You want to evaluate a new raw material (B), but the final product's brittleness, the main quality variable, must be the same as achieved with the current raw material. Manpower and physical constraints prevent you from running a randomized test, and you don't have a suitable database of historical reference data either.

One idea you come up with is to use to your advantage the fact that your production line has three parallel reactors, TK104, TK105, and TK107. They were installed at the same time, they have the same geometry, the same instrumentation, etc; you have pretty much thought about every factor that might vary between them, and are confident the 3 reactors are identical.

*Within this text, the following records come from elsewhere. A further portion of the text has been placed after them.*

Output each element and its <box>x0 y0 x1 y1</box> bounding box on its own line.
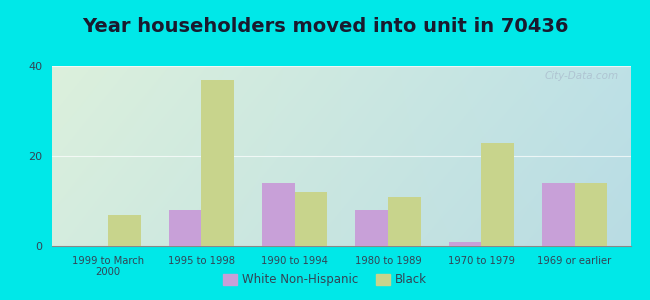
Bar <box>202 80 234 246</box>
Text: Year householders moved into unit in 70436: Year householders moved into unit in 704… <box>82 17 568 37</box>
Bar <box>448 242 481 246</box>
Bar <box>108 214 140 246</box>
Bar <box>356 210 388 246</box>
Bar <box>388 196 421 246</box>
Legend: White Non-Hispanic, Black: White Non-Hispanic, Black <box>218 269 432 291</box>
Bar <box>481 142 514 246</box>
Bar <box>168 210 202 246</box>
Text: City-Data.com: City-Data.com <box>545 71 619 81</box>
Bar <box>542 183 575 246</box>
Bar <box>575 183 607 246</box>
Bar <box>262 183 294 246</box>
Bar <box>294 192 327 246</box>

This means that when you do your testing on the new material next week you can run test A using one reactor and test B in another reactor, if you can find the two reactors that have no statistical difference in operation.

Normal production splits the same raw material between the 3 reactors. Data on the website contain the brittleness values from the three reactors for the past few runs using the current raw material (A).

Using a series of paired tests, calculate which two reactors you would pick to run your comparative trial on. Be very specific and clearly substantiate why you have chosen your 2 reactors.

Question 4 [2]

A tank uses small air bubbles to keep solid particles in suspension. If too much air is blown into the tank, then excessive foaming and loss of valuable solid product occurs; if too little air is blown into the tank the particles sink and drop out of suspension.


  1. Which monitoring chart would you use to ensure the airflow is always near target?
  2. Use the aeration rate dataset from the website and plot the raw data (total litres of air added in a 1 minute period). Are you able to detect any problems?
  3. Construct the chart you described in part 1, and show it's performance on all the data. Make any necessary assumptions to construct the chart.
  4. At what point in time are you able to detect the problem, using this chart?
  5. Construct a Shewhart chart, choosing appropriate data for phase I, and calculate the Shewhart limits. Then use the entire dataset as if it were phase II data.
    • Show this phase II Shewhart chart.
    • Compare the Shewhart chart's performance to the chart in part 3 of this question.

Question 5 [1.5]


For 600-level students

The carbon dioxide measurement is available from a gas-fired furnace. These data are from phase I operation.

  1. Calculate the Shewhart chart upper and lower control limits that you would use during phase II with a subgroup size of \(n=6\).
  2. Is this a useful monitoring chart? What is going on with this data?
  3. How can you fix the problem?

Question (not for credit)


This question should take you some time to complete and is open-ended.

A common unit operation in the pharmaceutical area is to uniformly blend powders for tablets. In this question we consider blending an excipient (an inactive magnesium stearate base), a binder, and the active ingredient. The mixing process is tracked using a wireless near infrared (NIR) probe embedded in a V-blender. The mixer is stopped when the NIR spectra stablize. A new supplier of magnesium stearate is being considered that will save $ 294,000 per year.


Illustration from Wikipedia (

The 15 most recent runs with the current magnesium stearate supplier had an average mixing time of 2715 seconds, and a standard deviation of 390 seconds. So far you have run 6 batches from the new supplier, and the average mixing time of these runs is 3115 seconds with a standard deviation of 452 seconds. Your manager is not happy with these results so far - this extra mixing time will actually cost you more money via lost production.

The manager wants to revert back to the original supplier, but is leaving the decision up to you; what would be your advice? Show all calculations and describe any additional assumptions, if required.